Yuta havia simplesmente desaparecido, minutos depois de seu corpo ceder e cair. Seus pensamentos ficaram silenciosos desde então, a descontar sua própria voz, ecoando em questionamentos infindáveis e cada vez mais sombrios, e ela em parte era grata por ele não ter retornado. Não sabia como reagir, provavelmente acabaria dizendo poucas e boas para o garoto e por mais que ele merecesse por sua irresponsabilidade em não garantir a segurança de seu melhor amigo, ela não via como uma série de maldições poderia ajudá-los naquele momento. O que, por sua vez, não queria dizer que não estivesse paralelamente pensando em uma forma de fazê-lo se arrepender para o resto da eternidade, assim que retornasse.
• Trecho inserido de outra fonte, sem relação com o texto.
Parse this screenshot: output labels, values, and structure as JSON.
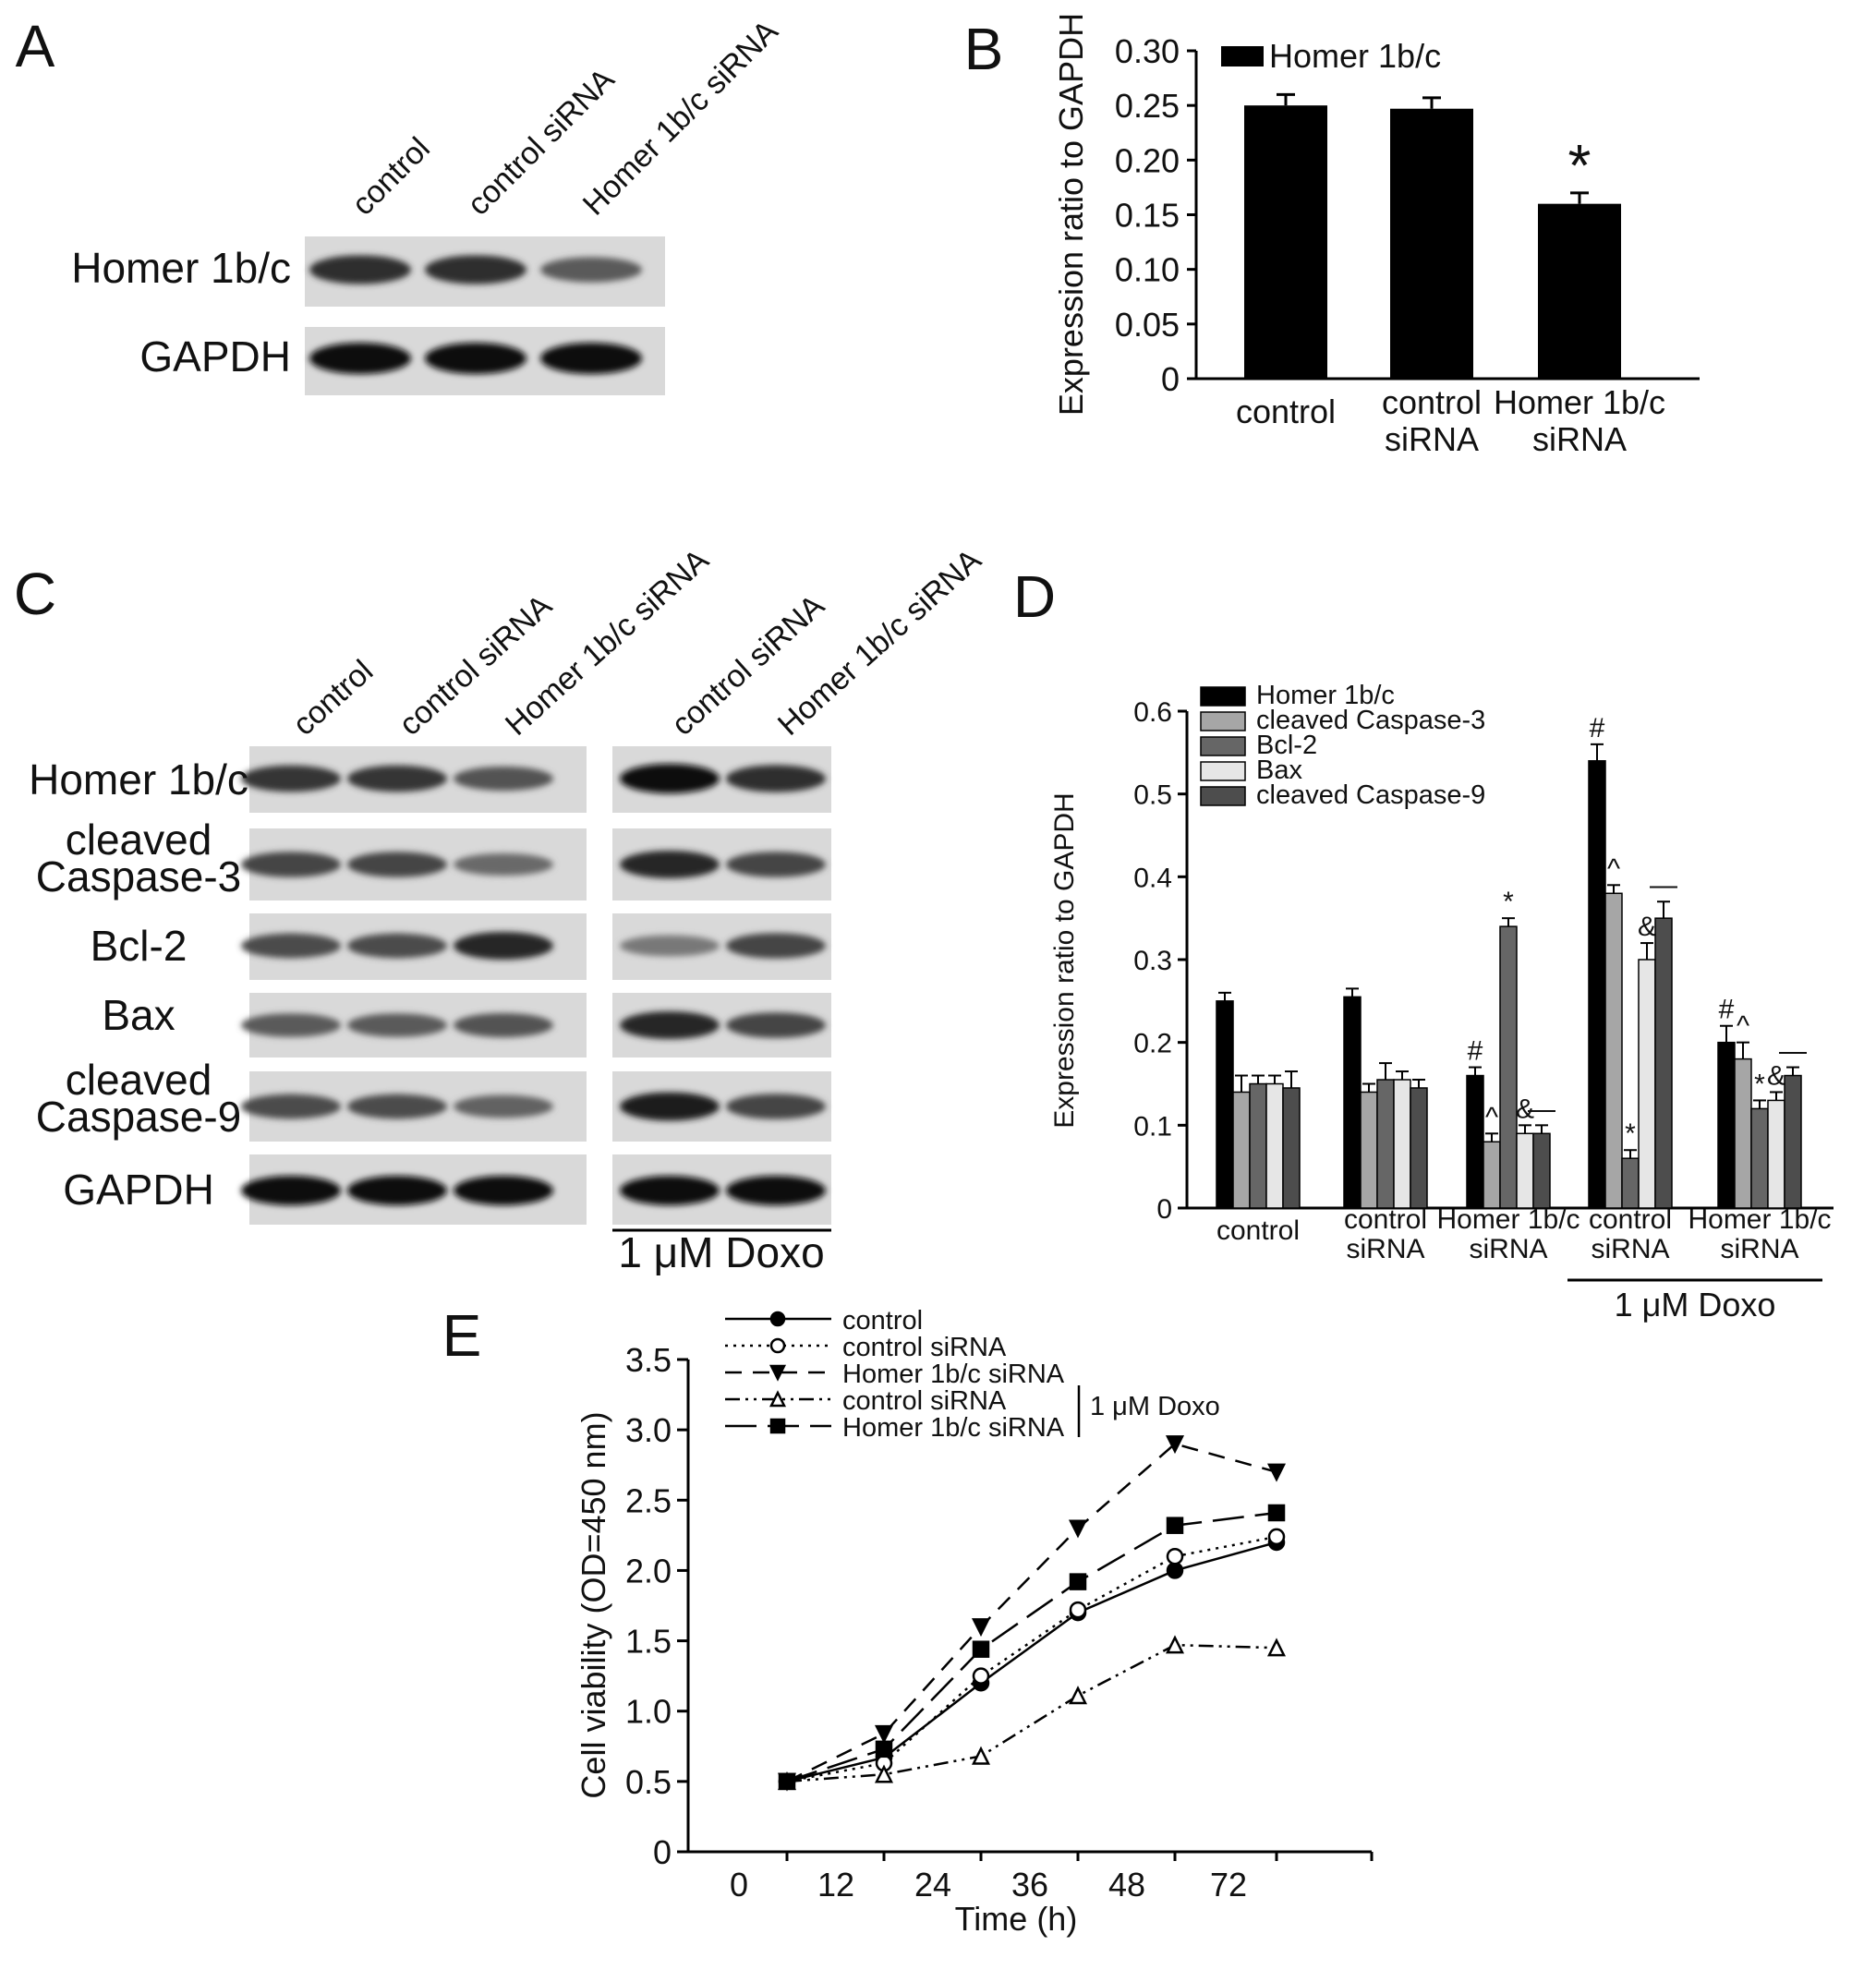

Retornar. A palavra já lhe tinha um gosto amargo no céu da boca, prova viva de que o Destino tinha essas intempestividades; pensando por um lado, havia sido, definitivamente, arrogância sua pensar que a missão já estava concluída, a competição ganha. Mas, por outro lado, como poderia ter pensado em algo como aquilo? Tudo o que tinha querido era que a coisa toda se resolvesse o mais rapidamente possível e com a maior clareza, para que pudessem, eles e o resto do Universo, voltar ao curso normal; jamais poderia pensar que tudo se converteria em um pesadelo, como de fato estava sendo. Parecia que um teto de toneladas desabava sobre sua cabeça, e ela não tinha forças nem o ímpeto de correr para se salvar, ou para levantar-se e impedir que mais gente fosse ferida. Ali estava ela, encolhida contra uma parede úmida e um chão sujo, estática demais para se mover, os olhos ardendo por lágrimas presas e cansaço reprimido à força, a mente dando um nó em busca de uma direção que, ficava cada vez mais ciente, não podia encontrar sozinha.